Parlamentares do governo e da oposição da Coreia do Sul se mobilizaram para acelerar a aprovação de um acordo comercial com os Estados Unidos, após o presidente Donald Trump ameaçar elevar tarifas sobre produtos sul-coreanos de 15% para 25%.
Segundo a agência Yonhap, o Partido Democrático, principal legenda da oposição, realizou consultas com autoridades do governo e anunciou que pretende analisar o projeto de lei e levá-lo à votação já no próximo mês. A sigla também defendeu apoio bipartidário, diante do risco de prejuízos econômicos caso as tarifas mais altas sejam efetivadas.
A reportagem destaca ainda que o partido governista respondeu a questionamentos levantados pelos Estados Unidos sobre o setor digital, esclarecendo que essas questões não estariam diretamente relacionadas à política tarifária anunciada por Trump.
Em paralelo, o gabinete presidencial sul-coreano informou nesta terça-feira (27) que pretende implementar o acordo tarifário e reagir com “calma” às declarações do presidente norte-americano. A porta-voz Kang Yu-jung ressaltou que qualquer mudança nas tarifas só entraria em vigor após a conclusão de procedimentos administrativos também nos Estados Unidos.
O presidente da Comissão Parlamentar de Comércio, Indústria e Energia, Lee Chul-gyu, afirmou que a aprovação de acordos internacionais no país costuma levar de seis a sete meses. Segundo ele, há uma percepção de que Washington não compreende plenamente o funcionamento do processo legislativo sul-coreano.

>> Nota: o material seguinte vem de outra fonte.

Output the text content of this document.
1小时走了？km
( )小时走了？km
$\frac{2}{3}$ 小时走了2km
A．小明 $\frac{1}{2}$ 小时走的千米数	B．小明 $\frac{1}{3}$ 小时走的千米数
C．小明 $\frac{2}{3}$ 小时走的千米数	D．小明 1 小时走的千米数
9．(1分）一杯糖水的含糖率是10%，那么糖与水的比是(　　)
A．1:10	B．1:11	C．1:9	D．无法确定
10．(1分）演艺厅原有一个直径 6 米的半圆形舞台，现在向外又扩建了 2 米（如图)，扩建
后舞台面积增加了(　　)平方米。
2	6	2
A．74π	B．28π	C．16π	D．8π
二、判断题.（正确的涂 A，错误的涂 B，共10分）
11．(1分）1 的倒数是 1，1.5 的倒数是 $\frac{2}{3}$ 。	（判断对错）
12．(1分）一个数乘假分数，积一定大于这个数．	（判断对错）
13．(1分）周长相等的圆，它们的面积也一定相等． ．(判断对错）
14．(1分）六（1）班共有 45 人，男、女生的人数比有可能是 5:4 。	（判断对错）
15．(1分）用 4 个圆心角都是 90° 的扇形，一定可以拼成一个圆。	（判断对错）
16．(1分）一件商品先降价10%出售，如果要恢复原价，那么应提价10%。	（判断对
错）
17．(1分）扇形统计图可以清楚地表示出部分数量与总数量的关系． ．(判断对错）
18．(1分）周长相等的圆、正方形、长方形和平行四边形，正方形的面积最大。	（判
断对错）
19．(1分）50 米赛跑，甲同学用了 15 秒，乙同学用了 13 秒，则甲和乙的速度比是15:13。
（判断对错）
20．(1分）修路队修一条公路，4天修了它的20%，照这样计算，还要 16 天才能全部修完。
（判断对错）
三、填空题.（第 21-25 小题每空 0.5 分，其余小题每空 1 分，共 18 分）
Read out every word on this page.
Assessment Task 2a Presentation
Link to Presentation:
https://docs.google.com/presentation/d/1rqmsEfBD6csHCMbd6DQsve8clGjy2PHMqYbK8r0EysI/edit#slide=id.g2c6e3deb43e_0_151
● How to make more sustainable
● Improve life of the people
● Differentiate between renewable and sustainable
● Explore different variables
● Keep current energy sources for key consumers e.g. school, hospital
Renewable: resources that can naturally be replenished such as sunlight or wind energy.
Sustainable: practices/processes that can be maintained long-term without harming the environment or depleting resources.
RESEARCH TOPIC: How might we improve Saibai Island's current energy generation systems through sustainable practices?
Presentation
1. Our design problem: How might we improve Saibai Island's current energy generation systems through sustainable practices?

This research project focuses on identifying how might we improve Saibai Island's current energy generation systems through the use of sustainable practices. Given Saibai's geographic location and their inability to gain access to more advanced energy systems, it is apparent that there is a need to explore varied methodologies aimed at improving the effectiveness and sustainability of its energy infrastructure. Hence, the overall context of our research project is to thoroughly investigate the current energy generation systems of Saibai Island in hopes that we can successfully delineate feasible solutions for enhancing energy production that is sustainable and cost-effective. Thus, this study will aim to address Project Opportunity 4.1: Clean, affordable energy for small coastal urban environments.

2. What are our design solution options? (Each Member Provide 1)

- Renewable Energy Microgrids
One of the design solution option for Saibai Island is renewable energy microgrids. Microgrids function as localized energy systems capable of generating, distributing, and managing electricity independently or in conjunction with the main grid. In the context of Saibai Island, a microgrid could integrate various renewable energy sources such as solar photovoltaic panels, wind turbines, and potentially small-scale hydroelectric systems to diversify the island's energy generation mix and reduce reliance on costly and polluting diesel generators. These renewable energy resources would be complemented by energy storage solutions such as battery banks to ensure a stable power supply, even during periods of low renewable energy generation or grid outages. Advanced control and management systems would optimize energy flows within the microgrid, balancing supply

Ainda de acordo com o gabinete presidencial, uma reunião de emergência foi realizada na Casa Azul para avaliar o cenário e discutir estratégias de resposta. O encontro contou com a participação remota do ministro do Comércio, Indústria e Recursos, Kim Jung-kwan, que cumpre agenda oficial no Canadá.
Após encerrar os compromissos no país norte-americano, Kim deve viajar aos Estados Unidos para tratar diretamente das tarifas com o secretário de Comércio americano, Howard Lutnick. Além disso, o principal negociador comercial sul-coreano, Yeo Han-koo, também tem visita prevista a Washington nas próximas semanas para reuniões com o representante comercial dos EUA, Jamieson Greer.
O movimento de Seul revela o grau de tensão nas relações comerciais bilaterais e o temor de que uma decisão unilateral de Washington provoque impactos imediatos na economia sul-coreana.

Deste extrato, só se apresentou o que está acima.